Administrator of the General Services Administration
- In office November 21, 1975 – February 11, 1977
- President: Gerald Ford
- Preceded by: Arthur F. Sampson
- Succeeded by: Jay Solomon

Personal details
- Born: May 16, 1913 Wilmington, Delaware, U.S.
- Died: May 19, 2004 (aged 91) Clearwater, Florida, U.S.
- Party: Republican
- Spouse: Ruth Binnicker Swann (1957–2004; his death)
- Alma mater: Culver Military Academy
- Occupation: Businessman
- Known for: Owner of Eckerd Drugs 1978 Republican nominee for Governor of Florida

= Jack Eckerd =

American businessman (1913–2004)

Jack Eckerd (May 16, 1913 – May 19, 2004) was an American businessman and the second generation owner of Eckerd chain of drugstores.

==Early life==
Eckerd was born in Wilmington, Delaware, and graduated from Culver Military Academy and the Boeing School of Aeronautics.
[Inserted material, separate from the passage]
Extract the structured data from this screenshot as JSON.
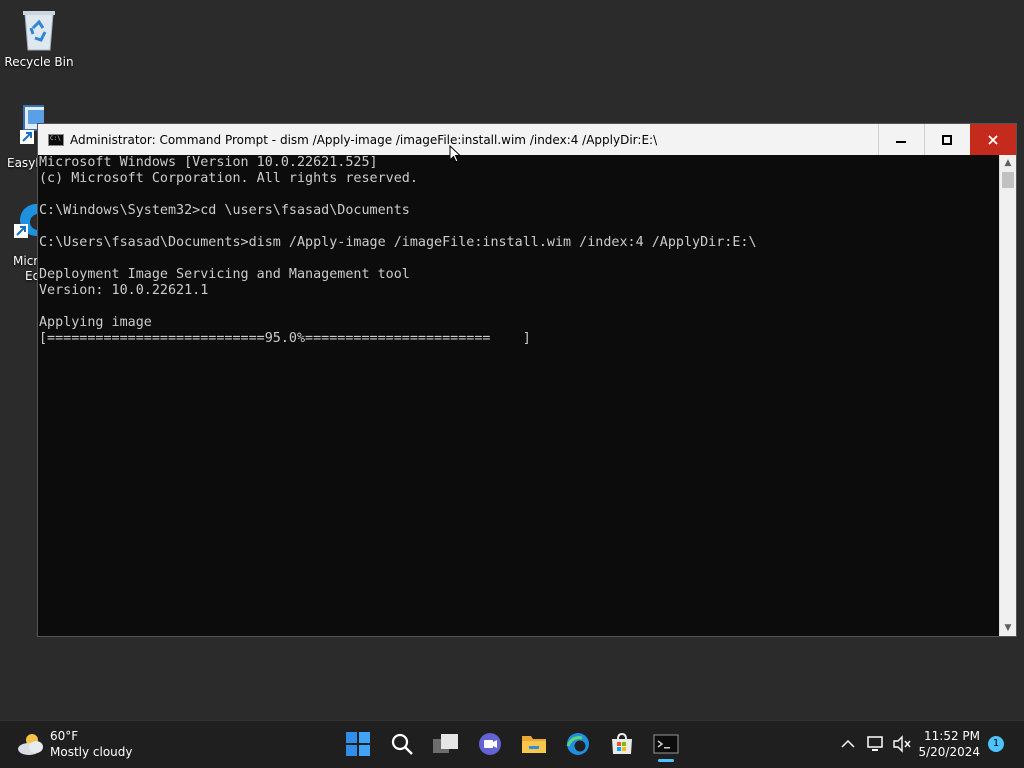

He was a pilot for the U.S. Army Air Forces during World War II, in which capacity he received three Air Medals and the Presidential Unit Citation. He was also involved in politics and served in both state and national governments for 30 years. In 1968, he developed the first residential adolescent treatment program for troubled boys, founded in Brooksville, Florida.

==Career==
Starting in the 1950s, he transformed his family's retail drugstore business into one of the leading self-service drugstore chains in the United States, Eckerd Drugs. His personal finances were estimated in 1975 by Forbes magazine at $150 million.

The Eckerd chain, oldest of the major drugstore companies in the U.S., was founded by Jack's father, J. Milton Eckerd, in Erie, Pennsylvania, in 1898. After serving as a pilot in World War II, Jack Eckerd started a phenomenal expansion of the chain by buying three stores in Florida in 1952. The company went public as Jack Eckerd Corp. in 1961 and when Eckerd sold his shares in 1986, there were about 1,500 stores.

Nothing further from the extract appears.